Nas mãos de Borgli, a primeira metade do filme cria expectativa para o quão longe O Homem dos Sonhos pode chegar. Tratando-se do campo imaginário, nem o céu é o limite. A trajetória desanda quando a sequência coloca os pés no chão. Ao invés de extrapolar o absurdo dos sonhos, algo que faria sentido dentro do selo da A24 e da produção de Ari Aster, o longa toma um caminho comum de abordar as consequências da fama no dia a dia de uma pessoa comum.
Ao passo que a versão imaginária de Paul passa a agir como o completo oposto da versão real, alunos, colegas de trabalho e pessoas na internet passam a acusá-lo por suas ações – que, na verdade, ele nunca chegou a fazer, elas apenas sonharam. Até que ponto o protagonista é responsável por aquilo que fizeram dele? A cultura do cancelamento e os hábitos de consumo da nova geração viram o centro de Dream Scenario, desperdiçando o potencial de continuar fora da caixinha.
Não que isso arruíne tudo que foi construído até ali.
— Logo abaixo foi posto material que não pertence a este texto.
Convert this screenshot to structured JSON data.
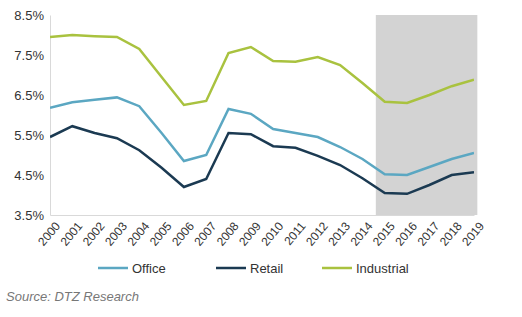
{
  "chart_data": {
    "type": "line",
    "categories": [
      "2000",
      "2001",
      "2002",
      "2003",
      "2004",
      "2005",
      "2006",
      "2007",
      "2008",
      "2009",
      "2010",
      "2011",
      "2012",
      "2013",
      "2014",
      "2015",
      "2016",
      "2017",
      "2018",
      "2019"
    ],
    "series": [
      {
        "name": "Office",
        "color": "#5ba7c2",
        "values": [
          6.18,
          6.32,
          6.38,
          6.44,
          6.22,
          5.55,
          4.85,
          5.0,
          6.15,
          6.03,
          5.65,
          5.55,
          5.45,
          5.2,
          4.9,
          4.52,
          4.5,
          4.7,
          4.9,
          5.05
        ]
      },
      {
        "name": "Retail",
        "color": "#1b3a52",
        "values": [
          5.45,
          5.72,
          5.55,
          5.42,
          5.12,
          4.68,
          4.2,
          4.4,
          5.55,
          5.52,
          5.22,
          5.18,
          4.98,
          4.75,
          4.42,
          4.05,
          4.03,
          4.25,
          4.5,
          4.57
        ]
      },
      {
        "name": "Industrial",
        "color": "#a9c23f",
        "values": [
          7.95,
          8.0,
          7.97,
          7.95,
          7.65,
          6.95,
          6.25,
          6.35,
          7.55,
          7.7,
          7.35,
          7.33,
          7.45,
          7.25,
          6.8,
          6.33,
          6.3,
          6.5,
          6.72,
          6.88
        ]
      }
    ],
    "ylim": [
      3.5,
      8.5
    ],
    "yticks": [
      {
        "value": 3.5,
        "label": "3.5%"
      },
      {
        "value": 4.5,
        "label": "4.5%"
      },
      {
        "value": 5.5,
        "label": "5.5%"
      },
      {
        "value": 6.5,
        "label": "6.5%"
      },
      {
        "value": 7.5,
        "label": "7.5%"
      },
      {
        "value": 8.5,
        "label": "8.5%"
      }
    ],
    "grid": false,
    "legend": "bottom",
    "shaded_range": {
      "from": "2015",
      "to": "2019"
    },
    "source": "Source: DTZ Research"
  }
}
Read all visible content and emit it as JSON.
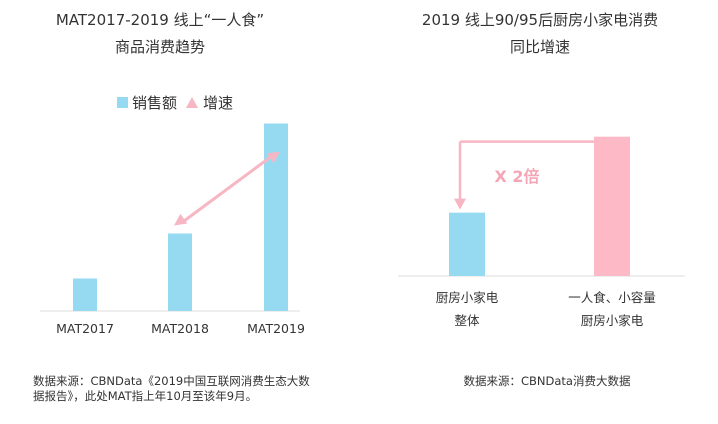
{
  "chart_data": [
    {
      "type": "bar",
      "title_lines": [
        "MAT2017-2019 线上“一人食”",
        "商品消费趋势"
      ],
      "legend": [
        {
          "label": "销售额",
          "marker": "square",
          "color": "#96DAF2"
        },
        {
          "label": "增速",
          "marker": "triangle",
          "color": "#F6B6C4"
        }
      ],
      "categories": [
        "MAT2017",
        "MAT2018",
        "MAT2019"
      ],
      "series": [
        {
          "name": "销售额",
          "values": [
            0.26,
            0.62,
            1.5
          ],
          "color": "#96DAF2"
        }
      ],
      "ylim": [
        0,
        1.6
      ],
      "annotation": {
        "type": "arrow",
        "from_category": "MAT2018",
        "to_category": "MAT2019",
        "color": "#F6B6C4"
      },
      "source_lines": [
        "数据来源：CBNData《2019中国互联网消费生态大数",
        "据报告》，此处MAT指上年10月至该年9月。"
      ]
    },
    {
      "type": "bar",
      "title_lines": [
        "2019 线上90/95后厨房小家电消费",
        "同比增速"
      ],
      "categories": [
        {
          "lines": [
            "厨房小家电",
            "整体"
          ]
        },
        {
          "lines": [
            "一人食、小容量",
            "厨房小家电"
          ]
        }
      ],
      "values": [
        1,
        2.2
      ],
      "colors": [
        "#96DAF2",
        "#FDB9C5"
      ],
      "ylim": [
        0,
        2.4
      ],
      "annotation": {
        "label": "X 2倍",
        "color": "#F6B6C4"
      },
      "source_lines": [
        "数据来源：CBNData消费大数据"
      ]
    }
  ]
}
Com a liderança de Cage, Paul vira um personagem tosco, perdido dentro do que ele próprio almejou, algo simultaneamente cômico e dramático de se assistir. O debate até chega a promover a reflexão das consequências da celebrização e de levar a internet ao extremo, mas perde a força em se contentar com uma discussão repetitiva.
Sem saber muito bem como se concluir, O Homem dos Sonhos abraça o personagem que Paul se tornou, deixando o campo onírico de lado em prol de uma sátira aos hábitos de consumo modernos. À lá Freddy Krueger, Paul Matthews eventualmente some dos sonhos, tão sem explicação quanto entrou. Agora, ele se contenta em ser alguém que passou pelo ciclo da fama completo, da exaltação à decadência do cancelamento, vendo o seu fenômeno ser repercutido como um estudo de caso publicitário. Ao final, é a sequência de Nicolas Cage vestido de David Byrne, salvando a ex-esposa ao som de Talking Heads, que lembra que todo o caminho até ali valeu a pena, pelo menos em sonho.